Batteries are often situated under the floor of towed vehicles, in lined and protected compartments. Manufacturers know to give batteries lots of space, and to keep them away from anything that could cause a short circuit or be affected by the battery doing what it does. The trouble is that some users decide to fit more or bigger batteries, or to use the ‘spare’ extra space as useful storage for stuff like groundsheets, which are often wet. A moment’s thought will identify the error here!

Old-style flooded lead-acid batteries have all but disappeared now, thankfully. One of the by-products of sulphuric acid and lead plates is hydrogen gas; it’s the smallest atomic element, so slips though almost anything, it’s lighter than air so it rises, and is highly flammable. Think of the Hindenburg airship and its demise.
Dodgy DIY wiring, especially around solar panels, inverters and the 240v circuits, might not immediately be apparent – vehicles are nicely insulated on their rubber tyres, until someone standing on the ground grabs a door or hatch handle. It’s really a false economy to avoid paying a professional to do this stuff.

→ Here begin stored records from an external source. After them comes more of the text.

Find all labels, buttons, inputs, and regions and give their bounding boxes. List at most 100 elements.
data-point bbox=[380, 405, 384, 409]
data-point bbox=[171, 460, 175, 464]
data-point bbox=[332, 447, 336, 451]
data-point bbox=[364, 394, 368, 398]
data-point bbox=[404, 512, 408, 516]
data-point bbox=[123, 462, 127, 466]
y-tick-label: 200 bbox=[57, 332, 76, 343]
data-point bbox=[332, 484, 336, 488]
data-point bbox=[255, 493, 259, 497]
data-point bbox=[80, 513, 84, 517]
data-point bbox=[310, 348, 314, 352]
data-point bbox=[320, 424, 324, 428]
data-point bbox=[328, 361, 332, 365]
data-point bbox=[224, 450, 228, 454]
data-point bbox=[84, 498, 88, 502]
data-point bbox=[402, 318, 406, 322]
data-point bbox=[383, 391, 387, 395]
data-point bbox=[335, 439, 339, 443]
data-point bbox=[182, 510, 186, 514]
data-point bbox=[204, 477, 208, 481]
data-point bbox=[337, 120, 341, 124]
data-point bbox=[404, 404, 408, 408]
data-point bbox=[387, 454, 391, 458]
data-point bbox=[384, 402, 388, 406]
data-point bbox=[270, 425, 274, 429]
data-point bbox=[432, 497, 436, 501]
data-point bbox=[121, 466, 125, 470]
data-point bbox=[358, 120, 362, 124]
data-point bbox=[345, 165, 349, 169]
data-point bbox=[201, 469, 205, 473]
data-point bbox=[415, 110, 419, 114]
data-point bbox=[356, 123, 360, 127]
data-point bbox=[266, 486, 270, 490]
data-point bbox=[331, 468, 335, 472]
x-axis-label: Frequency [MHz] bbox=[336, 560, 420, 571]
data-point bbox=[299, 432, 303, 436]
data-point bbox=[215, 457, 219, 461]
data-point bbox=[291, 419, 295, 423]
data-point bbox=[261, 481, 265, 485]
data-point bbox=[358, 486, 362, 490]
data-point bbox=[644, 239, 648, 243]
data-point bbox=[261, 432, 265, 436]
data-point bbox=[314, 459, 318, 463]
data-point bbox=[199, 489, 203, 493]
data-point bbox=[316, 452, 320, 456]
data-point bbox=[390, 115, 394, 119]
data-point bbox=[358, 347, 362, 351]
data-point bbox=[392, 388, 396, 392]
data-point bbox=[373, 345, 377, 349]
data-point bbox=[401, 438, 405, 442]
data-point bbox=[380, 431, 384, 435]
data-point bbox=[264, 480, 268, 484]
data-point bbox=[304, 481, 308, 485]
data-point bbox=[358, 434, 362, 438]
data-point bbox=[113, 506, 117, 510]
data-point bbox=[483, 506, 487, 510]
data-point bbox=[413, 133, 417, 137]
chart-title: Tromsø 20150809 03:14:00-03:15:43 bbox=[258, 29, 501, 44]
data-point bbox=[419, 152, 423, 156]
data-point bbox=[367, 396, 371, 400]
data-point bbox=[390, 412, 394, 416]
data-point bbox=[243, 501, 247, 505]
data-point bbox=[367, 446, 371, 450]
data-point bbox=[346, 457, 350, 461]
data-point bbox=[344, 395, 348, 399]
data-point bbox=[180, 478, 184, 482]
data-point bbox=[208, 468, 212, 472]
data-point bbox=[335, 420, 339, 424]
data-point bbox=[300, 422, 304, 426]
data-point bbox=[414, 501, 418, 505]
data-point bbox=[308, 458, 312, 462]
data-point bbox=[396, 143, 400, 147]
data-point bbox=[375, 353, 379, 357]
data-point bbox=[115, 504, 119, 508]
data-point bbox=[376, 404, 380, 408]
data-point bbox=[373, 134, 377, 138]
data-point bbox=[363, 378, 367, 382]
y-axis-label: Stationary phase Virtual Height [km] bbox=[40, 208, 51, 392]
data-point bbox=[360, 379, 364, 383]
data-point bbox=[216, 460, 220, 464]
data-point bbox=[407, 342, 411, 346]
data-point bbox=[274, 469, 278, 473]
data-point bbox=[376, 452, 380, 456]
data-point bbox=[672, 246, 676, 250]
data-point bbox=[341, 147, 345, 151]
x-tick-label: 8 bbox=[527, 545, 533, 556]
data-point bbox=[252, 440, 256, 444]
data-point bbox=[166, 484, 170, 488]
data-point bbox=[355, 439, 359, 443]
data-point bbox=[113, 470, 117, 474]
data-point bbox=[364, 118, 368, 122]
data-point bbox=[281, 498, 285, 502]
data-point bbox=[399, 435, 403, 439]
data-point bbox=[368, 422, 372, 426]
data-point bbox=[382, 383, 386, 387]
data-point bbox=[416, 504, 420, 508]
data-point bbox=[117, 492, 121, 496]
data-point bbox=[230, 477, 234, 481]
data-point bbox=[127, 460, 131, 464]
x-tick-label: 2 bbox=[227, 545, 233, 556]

If your caravan, tug or motorhome is fitted with Lithium-Ion batteries a F-500 extinguisher is a major step towards putting out those batteries, which pose significant environmental and safety issues if they are ruptured. Happily, the F-500 has no impact on the environment and is also useful on oil fires, although they are expensive and cannot easily be recharged.


Of course, fire isn’t the only thing which can go wrong, but it is the most common. In-transit damage can occur too – most commonly the loss of control at speed thanks to the usual array of road hazards such as fatigue, wildlife, other drivers and sudden road conditions like potholes. And the most common - poor weight distribution causing instability.

How to avoid or deal with the non-musical wiggles is a complex issue best covered separately, but if the worst has already occurred, the steps taken are the same as with any other vehicle crash. Evacuate all the people to safety and contact the emergency services by dialling triple zero (that’s 000 not OOO – triple oh will get you nowhere).

Where a caravan or RV incident differs from a regular vehicle collision is that the “house” part of your rig contains all the risks to life and limb mentioned above, with their associated hazards. What’s different is that in the impact, combustible or corrosive elements may have burst or been spilled. If the whole plot has either fallen over or become completely inverted, it’s probably a write-off anyway, but those liquids, fluids and burny, bitey things could get catastrophically worse in a heartbeat: consider the effects of a short-circuited wire as liquid fuel or gas reaches it from a ruptured tank or line.

Thus, the logical thing to do is to put a safe distance between you and the carnage but in the aftermath, people seldom do the sensible thing and well-meaning folk will inevitably stop and try to render aid, too close to a crash scene which is potentially highly volatile.

The growing number of electric vehicles and the use of multi-cell lithium batteries will surely increase in our recreational activities. This is a not-yet-fully understood area too, and something for another time and place. Let’s just leave it with the knowledge that a phenomenon known as ‘thermal runaway’ in the large tractive batteries used in electric vehicles has been known to re-ignite catastrophic fires days or even weeks after they’ve initially been extinguished.